Comitê desaprova o Arcoxia no mercado americano

Por 20 votos a 1, um comitê de especialistas da FDA, a agência americana de controle de remédios, declarou-se contrário à aprovação do antiinflamatório Arcoxia, do laboratório Merck Sharp & Dohme. A decisão praticamente significa o veto à venda do medicamento nos Estados Unidos. Desde que outro antiinflamatório, o Vioxx, foi retirado do mercado pelo próprio fabricante, em 2004, a FDA está sob pressão, acusada de negligência. Um estudo associou o consumo do Vioxx a um aumento nos riscos de infartos e derrames.

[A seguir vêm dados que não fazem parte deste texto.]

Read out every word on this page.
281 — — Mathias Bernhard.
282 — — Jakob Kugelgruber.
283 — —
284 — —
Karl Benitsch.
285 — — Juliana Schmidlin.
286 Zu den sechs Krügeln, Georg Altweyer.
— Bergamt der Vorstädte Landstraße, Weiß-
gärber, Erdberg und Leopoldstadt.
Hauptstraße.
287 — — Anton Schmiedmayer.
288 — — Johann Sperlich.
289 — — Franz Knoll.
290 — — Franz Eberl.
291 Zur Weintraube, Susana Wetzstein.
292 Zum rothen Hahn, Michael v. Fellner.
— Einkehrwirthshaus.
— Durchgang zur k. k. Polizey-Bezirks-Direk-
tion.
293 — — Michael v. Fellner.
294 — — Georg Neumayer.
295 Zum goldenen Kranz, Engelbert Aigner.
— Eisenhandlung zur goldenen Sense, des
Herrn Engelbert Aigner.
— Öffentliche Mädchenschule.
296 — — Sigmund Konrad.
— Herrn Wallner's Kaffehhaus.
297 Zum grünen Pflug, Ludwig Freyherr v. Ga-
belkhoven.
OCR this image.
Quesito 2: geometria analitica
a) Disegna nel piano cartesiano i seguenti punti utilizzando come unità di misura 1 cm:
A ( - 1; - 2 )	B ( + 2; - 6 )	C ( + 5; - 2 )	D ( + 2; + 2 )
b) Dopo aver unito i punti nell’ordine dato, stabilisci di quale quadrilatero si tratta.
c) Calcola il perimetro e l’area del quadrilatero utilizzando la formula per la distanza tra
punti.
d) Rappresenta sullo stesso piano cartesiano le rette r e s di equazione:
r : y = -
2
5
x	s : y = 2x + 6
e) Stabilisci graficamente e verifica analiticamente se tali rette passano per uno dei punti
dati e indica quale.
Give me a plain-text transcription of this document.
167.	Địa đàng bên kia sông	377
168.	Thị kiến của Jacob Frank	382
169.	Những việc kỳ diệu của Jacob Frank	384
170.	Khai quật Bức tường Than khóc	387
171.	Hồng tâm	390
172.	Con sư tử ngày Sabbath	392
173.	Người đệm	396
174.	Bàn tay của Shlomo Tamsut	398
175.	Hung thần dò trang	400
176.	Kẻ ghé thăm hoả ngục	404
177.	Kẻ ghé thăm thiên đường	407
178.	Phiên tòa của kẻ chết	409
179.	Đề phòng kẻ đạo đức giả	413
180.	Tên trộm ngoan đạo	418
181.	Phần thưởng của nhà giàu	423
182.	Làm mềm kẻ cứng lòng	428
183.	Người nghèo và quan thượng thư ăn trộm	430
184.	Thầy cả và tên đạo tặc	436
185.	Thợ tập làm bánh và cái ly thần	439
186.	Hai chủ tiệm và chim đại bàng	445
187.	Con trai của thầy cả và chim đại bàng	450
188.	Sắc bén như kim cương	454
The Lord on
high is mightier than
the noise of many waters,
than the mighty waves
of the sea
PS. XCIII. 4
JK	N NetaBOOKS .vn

Como o Arcoxia pertence à mesma classe dos inibidores da enzima COX-2, isso pesou na decisão dos especialistas americanos. Segundo o comitê, a liberação do Arcoxia poderia causar 30.000 infartos por ano nos Estados Unidos. Para que um remédio de uma classe já existente receba o aval da FDA, é preciso que ele se mostre mais seguro ou eficaz do que seus primos-irmãos. Não é o caso do Arcoxia, de acordo com os especialistas da agência americana. O Arcoxia é indicado, principalmente, para osteoartrite, artrite reumatóide e dores agudas e crônicas. Lançado no início desta década, é vendido em 63 países. No Brasil, ele lidera a lista dos antiinflamatórios mais prescritos pelos médicos. O fato de o comitê da FDA ser contra a aprovação do Arcoxia não quer dizer que o remédio seja mais perigoso do que os outros antiinflamatórios à venda – inclusive os de outras classes. Os estudos comparativos mostram que todos eles comportam alguns perigos. Se há uma conclusão a tirar dos episódios do Vioxx e, agora, do Arcoxia, é que antiinflamatório não é para ser ingerido como água com açúcar. "Esse tipo de remédio só deve ser consumido em casos muito específicos", diz o reumatologista Daniel Feldman, da Universidade Federal de São Paulo.